How are restaurant accounts organized?
Accounts are grouped into the six standard types and usually numbered in ranges so anyone glancing at an account code knows what kind of account it is.
| Account type | Typical range | Example |
|---|---|---|
| Assets | 1000 – 1999 | 1100 Cash on Hand |
| Liabilities | 2000 – 2999 | 2100 Accounts Payable |
| Equity | 3000 – 3999 | 3100 Owner's Equity |
| Revenue | 4000 – 4999 | 4100 Food Revenue |
| COGS | 5000 – 5999 | 5100 Food COGS |
| Operating Expenses | 6000 – 8999 | 6100 Rent |
You do not have to follow this numbering — the labels matter more than the codes. But a consistent scheme makes your profit and loss statement readable and lets your accountant import balances cleanly into tax filings.
How do you set up a chart of accounts for a café?
Start with a restaurant template, then split the few accounts where you actually need finer detail. Do not over-engineer it on day one.

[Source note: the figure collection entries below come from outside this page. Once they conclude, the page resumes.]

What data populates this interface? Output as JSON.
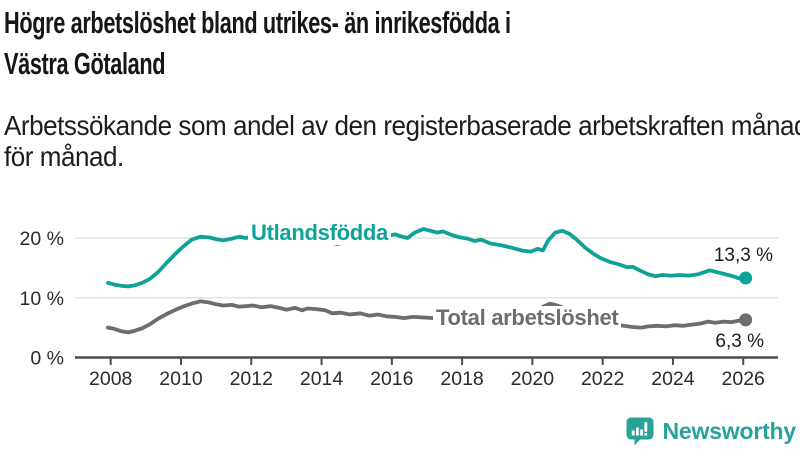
{
  "header": {
    "title_lines": [
      "Högre arbetslöshet bland utrikes- än inrikesfödda i",
      "Västra Götaland"
    ],
    "subtitle_lines": [
      "Arbetssökande som andel av den registerbaserade arbetskraften månad",
      "för månad."
    ]
  },
  "colors": {
    "accent_teal": "#0FA298",
    "series_gray": "#6C6C71",
    "gridline": "#E4E4E4",
    "axis": "#4C4C4C",
    "tick_text": "#2B2B2B",
    "value_text": "#1B1B1B",
    "brand_teal": "#28A39A"
  },
  "chart_data": {
    "type": "line",
    "title": "Högre arbetslöshet bland utrikes- än inrikesfödda i Västra Götaland",
    "subtitle": "Arbetssökande som andel av den registerbaserade arbetskraften månad för månad.",
    "legend_position": "inline-labels-on-lines",
    "grid": true,
    "x_axis": {
      "min": 2008,
      "max": 2026,
      "tick_years": [
        2008,
        2010,
        2012,
        2014,
        2016,
        2018,
        2020,
        2022,
        2024,
        2026
      ],
      "tick_labels": [
        "2008",
        "2010",
        "2012",
        "2014",
        "2016",
        "2018",
        "2020",
        "2022",
        "2024",
        "2026"
      ]
    },
    "y_axis": {
      "unit": "%",
      "ylim": [
        0,
        24
      ],
      "ticks": [
        {
          "value": 0,
          "label": "0 %"
        },
        {
          "value": 10,
          "label": "10 %"
        },
        {
          "value": 20,
          "label": "20 %"
        }
      ]
    },
    "series": [
      {
        "name": "Utlandsfödda",
        "color": "#0FA298",
        "end_label": "13,3 %",
        "end_value": 13.3,
        "x": [
          2007.92,
          2008.1,
          2008.3,
          2008.5,
          2008.7,
          2008.9,
          2009.1,
          2009.35,
          2009.6,
          2009.85,
          2010.05,
          2010.3,
          2010.55,
          2010.8,
          2011.0,
          2011.2,
          2011.45,
          2011.65,
          2011.85,
          2012.05,
          2012.2,
          2012.4,
          2012.7,
          2013.0,
          2013.3,
          2013.6,
          2013.9,
          2014.2,
          2014.45,
          2014.7,
          2015.0,
          2015.3,
          2015.6,
          2015.9,
          2016.1,
          2016.3,
          2016.45,
          2016.65,
          2016.9,
          2017.1,
          2017.3,
          2017.45,
          2017.7,
          2017.95,
          2018.15,
          2018.35,
          2018.55,
          2018.8,
          2019.1,
          2019.4,
          2019.7,
          2019.95,
          2020.15,
          2020.3,
          2020.45,
          2020.65,
          2020.85,
          2021.05,
          2021.25,
          2021.5,
          2021.75,
          2021.95,
          2022.2,
          2022.45,
          2022.7,
          2022.85,
          2023.05,
          2023.3,
          2023.5,
          2023.7,
          2023.95,
          2024.2,
          2024.45,
          2024.7,
          2024.9,
          2025.05,
          2025.25,
          2025.5,
          2025.7,
          2025.9,
          2026.07
        ],
        "values": [
          12.5,
          12.2,
          12.0,
          11.9,
          12.1,
          12.5,
          13.1,
          14.3,
          15.9,
          17.4,
          18.5,
          19.7,
          20.2,
          20.1,
          19.8,
          19.6,
          19.9,
          20.2,
          20.0,
          20.3,
          20.8,
          20.2,
          20.0,
          19.8,
          19.6,
          19.8,
          19.5,
          19.3,
          19.0,
          19.3,
          19.5,
          19.7,
          19.9,
          20.4,
          20.6,
          20.2,
          20.0,
          20.9,
          21.5,
          21.2,
          20.9,
          21.1,
          20.5,
          20.1,
          19.9,
          19.5,
          19.7,
          19.1,
          18.8,
          18.4,
          17.9,
          17.7,
          18.2,
          17.9,
          19.6,
          20.9,
          21.2,
          20.7,
          19.8,
          18.4,
          17.3,
          16.6,
          16.0,
          15.6,
          15.1,
          15.2,
          14.6,
          13.9,
          13.6,
          13.8,
          13.7,
          13.8,
          13.7,
          13.9,
          14.3,
          14.6,
          14.3,
          13.9,
          13.6,
          13.2,
          13.3
        ]
      },
      {
        "name": "Total arbetslöshet",
        "color": "#6C6C71",
        "end_label": "6,3 %",
        "end_value": 6.3,
        "x": [
          2007.92,
          2008.1,
          2008.3,
          2008.5,
          2008.7,
          2008.9,
          2009.1,
          2009.35,
          2009.6,
          2009.85,
          2010.05,
          2010.3,
          2010.55,
          2010.8,
          2011.0,
          2011.2,
          2011.45,
          2011.65,
          2011.85,
          2012.05,
          2012.3,
          2012.55,
          2012.8,
          2013.0,
          2013.25,
          2013.45,
          2013.6,
          2013.85,
          2014.1,
          2014.3,
          2014.55,
          2014.8,
          2015.1,
          2015.35,
          2015.6,
          2015.85,
          2016.1,
          2016.35,
          2016.6,
          2016.9,
          2017.2,
          2017.5,
          2017.8,
          2018.1,
          2018.4,
          2018.7,
          2019.0,
          2019.3,
          2019.6,
          2019.9,
          2020.1,
          2020.3,
          2020.5,
          2020.65,
          2020.85,
          2021.1,
          2021.35,
          2021.6,
          2021.85,
          2022.1,
          2022.35,
          2022.6,
          2022.85,
          2023.1,
          2023.3,
          2023.55,
          2023.8,
          2024.05,
          2024.3,
          2024.55,
          2024.8,
          2025.0,
          2025.2,
          2025.45,
          2025.65,
          2025.9,
          2026.07
        ],
        "values": [
          5.0,
          4.8,
          4.4,
          4.2,
          4.5,
          4.9,
          5.5,
          6.5,
          7.3,
          8.0,
          8.5,
          9.0,
          9.4,
          9.2,
          8.9,
          8.7,
          8.8,
          8.5,
          8.6,
          8.7,
          8.4,
          8.6,
          8.3,
          8.0,
          8.3,
          7.9,
          8.2,
          8.1,
          7.9,
          7.4,
          7.5,
          7.2,
          7.4,
          7.0,
          7.2,
          6.9,
          6.8,
          6.6,
          6.8,
          6.7,
          6.6,
          6.5,
          6.4,
          6.5,
          6.3,
          6.2,
          6.3,
          6.2,
          6.1,
          6.3,
          7.2,
          8.5,
          9.0,
          8.8,
          8.4,
          7.7,
          7.0,
          6.5,
          6.1,
          5.8,
          5.5,
          5.3,
          5.1,
          5.0,
          5.2,
          5.3,
          5.2,
          5.4,
          5.3,
          5.5,
          5.7,
          6.0,
          5.8,
          6.0,
          5.9,
          6.2,
          6.3
        ]
      }
    ]
  },
  "footer": {
    "brand": "Newsworthy"
  }
}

- Start with a restaurant template — Use a pre-built restaurant chart of accounts rather than a generic SME one. You will save hours and avoid missing the obvious accounts like Delivery Receivables.

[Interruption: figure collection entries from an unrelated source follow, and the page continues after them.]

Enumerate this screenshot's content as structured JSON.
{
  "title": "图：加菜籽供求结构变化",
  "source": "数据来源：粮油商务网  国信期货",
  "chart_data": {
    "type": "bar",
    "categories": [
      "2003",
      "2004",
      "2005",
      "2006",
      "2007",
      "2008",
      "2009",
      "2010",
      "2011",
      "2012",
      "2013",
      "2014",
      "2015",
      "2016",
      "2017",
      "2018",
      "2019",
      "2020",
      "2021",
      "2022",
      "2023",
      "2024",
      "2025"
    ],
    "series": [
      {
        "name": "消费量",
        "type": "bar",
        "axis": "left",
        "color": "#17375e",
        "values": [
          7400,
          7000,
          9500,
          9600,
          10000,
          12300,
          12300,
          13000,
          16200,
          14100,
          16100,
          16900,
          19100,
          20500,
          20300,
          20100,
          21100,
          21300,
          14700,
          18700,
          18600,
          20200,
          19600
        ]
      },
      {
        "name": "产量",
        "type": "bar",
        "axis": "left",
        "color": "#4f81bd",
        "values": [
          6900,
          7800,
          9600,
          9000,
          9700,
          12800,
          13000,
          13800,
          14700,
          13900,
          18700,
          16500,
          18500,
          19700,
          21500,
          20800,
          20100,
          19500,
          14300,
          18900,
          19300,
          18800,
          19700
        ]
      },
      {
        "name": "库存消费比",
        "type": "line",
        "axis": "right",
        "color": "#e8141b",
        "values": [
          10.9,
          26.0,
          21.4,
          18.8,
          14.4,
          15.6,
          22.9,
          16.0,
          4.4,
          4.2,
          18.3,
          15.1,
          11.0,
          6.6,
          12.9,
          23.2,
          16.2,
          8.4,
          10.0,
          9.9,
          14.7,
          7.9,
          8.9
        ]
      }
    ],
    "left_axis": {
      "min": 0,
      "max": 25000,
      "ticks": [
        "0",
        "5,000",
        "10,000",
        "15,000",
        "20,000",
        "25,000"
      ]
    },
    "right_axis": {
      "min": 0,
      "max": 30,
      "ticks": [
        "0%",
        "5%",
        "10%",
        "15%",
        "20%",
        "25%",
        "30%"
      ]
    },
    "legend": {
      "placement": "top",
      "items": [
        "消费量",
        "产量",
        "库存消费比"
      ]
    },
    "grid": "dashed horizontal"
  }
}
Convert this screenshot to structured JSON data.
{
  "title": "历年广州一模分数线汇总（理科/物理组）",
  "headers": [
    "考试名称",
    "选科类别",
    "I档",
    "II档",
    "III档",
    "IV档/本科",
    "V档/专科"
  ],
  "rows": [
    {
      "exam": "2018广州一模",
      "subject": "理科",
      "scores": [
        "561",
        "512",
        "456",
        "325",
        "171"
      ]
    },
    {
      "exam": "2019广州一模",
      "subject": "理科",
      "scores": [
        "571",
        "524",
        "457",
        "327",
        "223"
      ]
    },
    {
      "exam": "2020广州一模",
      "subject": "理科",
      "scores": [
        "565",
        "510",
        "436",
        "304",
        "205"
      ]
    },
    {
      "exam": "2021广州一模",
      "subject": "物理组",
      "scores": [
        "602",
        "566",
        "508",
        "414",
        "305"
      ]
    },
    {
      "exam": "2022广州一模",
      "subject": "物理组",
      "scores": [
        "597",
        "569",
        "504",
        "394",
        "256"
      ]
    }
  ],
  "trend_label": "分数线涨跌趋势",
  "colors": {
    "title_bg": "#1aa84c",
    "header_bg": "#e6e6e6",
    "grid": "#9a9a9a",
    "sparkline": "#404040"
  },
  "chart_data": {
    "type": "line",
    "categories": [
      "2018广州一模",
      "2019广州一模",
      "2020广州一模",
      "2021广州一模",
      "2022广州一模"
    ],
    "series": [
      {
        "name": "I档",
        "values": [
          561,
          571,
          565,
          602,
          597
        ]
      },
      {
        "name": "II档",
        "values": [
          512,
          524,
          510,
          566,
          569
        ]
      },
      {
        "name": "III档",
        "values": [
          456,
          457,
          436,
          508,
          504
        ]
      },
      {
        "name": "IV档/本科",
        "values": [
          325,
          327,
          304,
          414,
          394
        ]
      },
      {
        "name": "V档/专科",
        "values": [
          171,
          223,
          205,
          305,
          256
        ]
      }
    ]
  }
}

- Split revenue by what you can act on — At minimum, separate food, beverage, and delivery. If retail (mugs, beans, merch) is a real line, give it its own account.
- Create delivery commission expense accounts — One per platform if you can. It makes negotiating with each platform much easier when you can show what they actually cost you.
- Separate wages payable from wages expense — Wages expense is what was earned this month; wages payable is what hasn't been paid yet. Mixing them hides your real labour cost.
- Review quarterly, not constantly — Resist the urge to add accounts every week. A growing chart with 200 stale accounts is worse than a tight one with 30 you actually use.